Monday, March 22, 2010

`More Beautiful for Being Small and Unpretending'

Conversation with my brother reliably turns to the creek, fields and woods behind the house where we grew up in a suburb on the west side of Cleveland, and where he and his family now live. On Sunday, the temperature there was in the fifties, three months of snow had melted and the crocuses had come and gone. Ken was sitting in the backyard describing the bird life to me when I remembered a patch of pale-blue wildflowers that returned every spring in the grass near a crab apple tree in what we called the Second Field. Appropriately, they were forget-me-nots, small flowers about the color of a chicory blossom or a cloudless sky in June.

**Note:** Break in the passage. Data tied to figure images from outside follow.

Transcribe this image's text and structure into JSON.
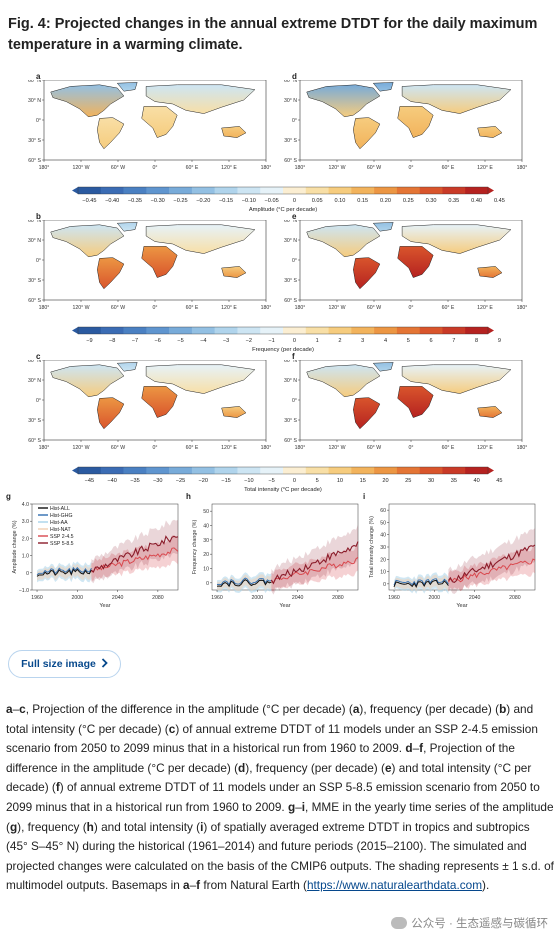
{
  "figure": {
    "title": "Fig. 4: Projected changes in the annual extreme DTDT for the daily maximum temperature in a warming climate."
  },
  "panels": {
    "letters": [
      "a",
      "b",
      "c",
      "d",
      "e",
      "f",
      "g",
      "h",
      "i"
    ],
    "lat_ticks": [
      "60° N",
      "30° N",
      "0°",
      "30° S",
      "60° S"
    ],
    "lon_ticks": [
      "180°",
      "120° W",
      "60° W",
      "0°",
      "60° E",
      "120° E",
      "180°"
    ]
  },
  "colorbars": [
    {
      "ticks": [
        "−0.45",
        "−0.40",
        "−0.35",
        "−0.30",
        "−0.25",
        "−0.20",
        "−0.15",
        "−0.10",
        "−0.05",
        "0",
        "0.05",
        "0.10",
        "0.15",
        "0.20",
        "0.25",
        "0.30",
        "0.35",
        "0.40",
        "0.45"
      ],
      "label": "Amplitude (°C per decade)"
    },
    {
      "ticks": [
        "−9",
        "−8",
        "−7",
        "−6",
        "−5",
        "−4",
        "−3",
        "−2",
        "−1",
        "0",
        "1",
        "2",
        "3",
        "4",
        "5",
        "6",
        "7",
        "8",
        "9"
      ],
      "label": "Frequency (per decade)"
    },
    {
      "ticks": [
        "−45",
        "−40",
        "−35",
        "−30",
        "−25",
        "−20",
        "−15",
        "−10",
        "−5",
        "0",
        "5",
        "10",
        "15",
        "20",
        "25",
        "30",
        "35",
        "40",
        "45"
      ],
      "label": "Total intensity (°C per decade)"
    }
  ],
  "colors": {
    "ramp": [
      "#2b5aa0",
      "#3b6cb4",
      "#4a80c2",
      "#5f95cf",
      "#78abd9",
      "#93c0e3",
      "#b0d4ec",
      "#cde5f3",
      "#e6f2f8",
      "#fbeed2",
      "#f8dfa6",
      "#f6cc7e",
      "#f2b35c",
      "#ec9643",
      "#e47535",
      "#d9552c",
      "#c93a27",
      "#b52220"
    ],
    "hist_all": "#111111",
    "hist_ghg": "#2f6db0",
    "hist_aa": "#a9d3ea",
    "hist_nat": "#f1d0b4",
    "ssp245": "#d9484e",
    "ssp585": "#8b1c2a",
    "link": "#06488c"
  },
  "timeseries": {
    "legend": [
      "Hist-ALL",
      "Hist-GHG",
      "Hist-AA",
      "Hist-NAT",
      "SSP 2-4.5",
      "SSP 5-8.5"
    ],
    "x_ticks": [
      "1960",
      "2000",
      "2040",
      "2080"
    ],
    "xlabel": "Year",
    "panels": [
      {
        "ylabel": "Amplitude change (%)",
        "yticks": [
          "−1.0",
          "0",
          "1.0",
          "2.0",
          "3.0",
          "4.0"
        ],
        "ylim": [
          -1.0,
          4.0
        ]
      },
      {
        "ylabel": "Frequency change (%)",
        "yticks": [
          "0",
          "10",
          "20",
          "30",
          "40",
          "50"
        ],
        "ylim": [
          -5,
          55
        ]
      },
      {
        "ylabel": "Total intensity change (%)",
        "yticks": [
          "0",
          "10",
          "20",
          "30",
          "40",
          "50",
          "60"
        ],
        "ylim": [
          -5,
          65
        ]
      }
    ]
  },
  "button": {
    "label": "Full size image"
  },
  "caption": {
    "p1": "a",
    "p2": "–",
    "p3": "c",
    "p4": ", Projection of the difference in the amplitude (°C per decade) (",
    "p5": "a",
    "p6": "), frequency (per decade) (",
    "p7": "b",
    "p8": ") and total intensity (°C per decade) (",
    "p9": "c",
    "p10": ") of annual extreme DTDT of 11 models under an SSP 2-4.5 emission scenario from 2050 to 2099 minus that in a historical run from 1960 to 2009. ",
    "p11": "d",
    "p12": "–",
    "p13": "f",
    "p14": ", Projection of the difference in the amplitude (°C per decade) (",
    "p15": "d",
    "p16": "), frequency (per decade) (",
    "p17": "e",
    "p18": ") and total intensity (°C per decade) (",
    "p19": "f",
    "p20": ") of annual extreme DTDT of 11 models under an SSP 5-8.5 emission scenario from 2050 to 2099 minus that in a historical run from 1960 to 2009. ",
    "p21": "g",
    "p22": "–",
    "p23": "i",
    "p24": ", MME in the yearly time series of the amplitude (",
    "p25": "g",
    "p26": "), frequency (",
    "p27": "h",
    "p28": ") and total intensity (",
    "p29": "i",
    "p30": ") of spatially averaged extreme DTDT in tropics and subtropics (45° S–45° N) during the historical (1961–2014) and future periods (2015–2100). The simulated and projected changes were calculated on the basis of the CMIP6 outputs. The shading represents ± 1 s.d. of multimodel outputs. Basemaps in ",
    "p31": "a",
    "p32": "–",
    "p33": "f",
    "p34": " from Natural Earth (",
    "link": "https://www.naturalearthdata.com",
    "p35": ")."
  },
  "watermark": {
    "text": "公众号 · 生态遥感与碳循环"
  }
}
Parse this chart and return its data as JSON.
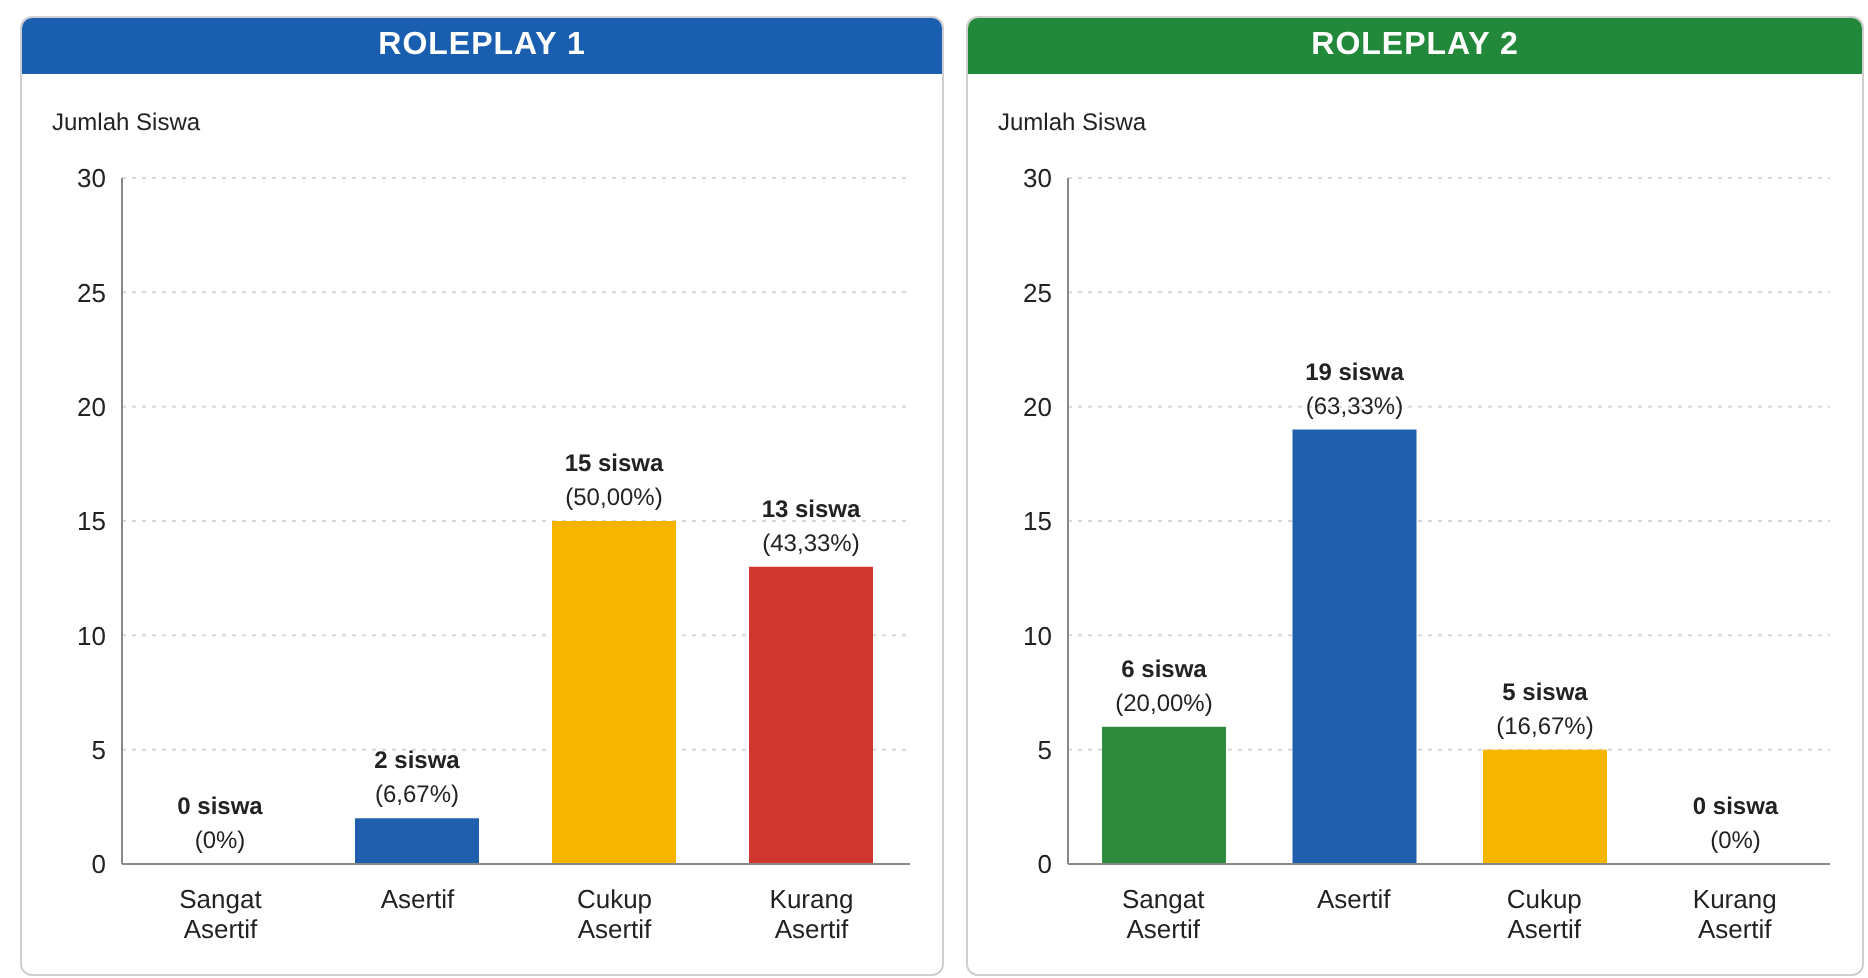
{
  "chart_data": [
    {
      "type": "bar",
      "title": "ROLEPLAY 1",
      "ylabel": "Jumlah Siswa",
      "categories": [
        "Sangat Asertif",
        "Asertif",
        "Cukup Asertif",
        "Kurang Asertif"
      ],
      "values": [
        0,
        2,
        15,
        13
      ],
      "colors": [
        "#2e8b3e",
        "#1f5fae",
        "#f7b500",
        "#d0352f"
      ],
      "value_labels": [
        "0 siswa\n(0%)",
        "2 siswa\n(6,67%)",
        "15 siswa\n(50,00%)",
        "13 siswa\n(43,33%)"
      ],
      "ylim": [
        0,
        30
      ],
      "yticks": [
        0,
        5,
        10,
        15,
        20,
        25,
        30
      ],
      "grid": "y"
    },
    {
      "type": "bar",
      "title": "ROLEPLAY 2",
      "ylabel": "Jumlah Siswa",
      "categories": [
        "Sangat Asertif",
        "Asertif",
        "Cukup Asertif",
        "Kurang Asertif"
      ],
      "values": [
        6,
        19,
        5,
        0
      ],
      "colors": [
        "#2e8b3e",
        "#1f5fae",
        "#f7b500",
        "#d0352f"
      ],
      "value_labels": [
        "6 siswa\n(20,00%)",
        "19 siswa\n(63,33%)",
        "5 siswa\n(16,67%)",
        "0 siswa\n(0%)"
      ],
      "ylim": [
        0,
        30
      ],
      "yticks": [
        0,
        5,
        10,
        15,
        20,
        25,
        30
      ],
      "grid": "y"
    }
  ]
}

When I asked about them Ken said, “They’re long gone.” I knew the natural cycle in the 40 years since I lived there had transformed the fields into groves of softwoods, and the poplars and locusts had been succeeded by oaks and ashes, but the absence of the forget-me-nots still came as a sickening surprise.

The genus Myosotis consists of about 50 species, 11 of them in North America, known familiarly as forget-me-nots. Myosotis is from the Greek for “mouse’s ear,” which the plant’s leaf is said to resemble. Classical scholar Henry Thoreau knew the etymology. Witness his journal entry from June 12, 1852:

“Marsh speedwell, Veronica scultellata, lilac tinted, rather pretty. The mouse-ear forget-me-not, Myosotis laxa, has now extended its racemes (?) very much, and hangs over the edge of the brook. It is one of the most interesting minute flowers. It is the more beautiful for being small and unpretending; even flowers must be modest.”

Perhaps it’s the modesty of the forget-me-not, its uncomplicated beauty, that impressed itself on my memory: “More beautiful for being small and unpretending.” And for being unforgotten.

1 comment:

Anonymous said...

I have a bottle of "Bleu Myositis" fountain pen ink made by J. Herbin, the world's oldest ink company, established in 1670. It is a beautiful blue that reminds one of forget-me-nots.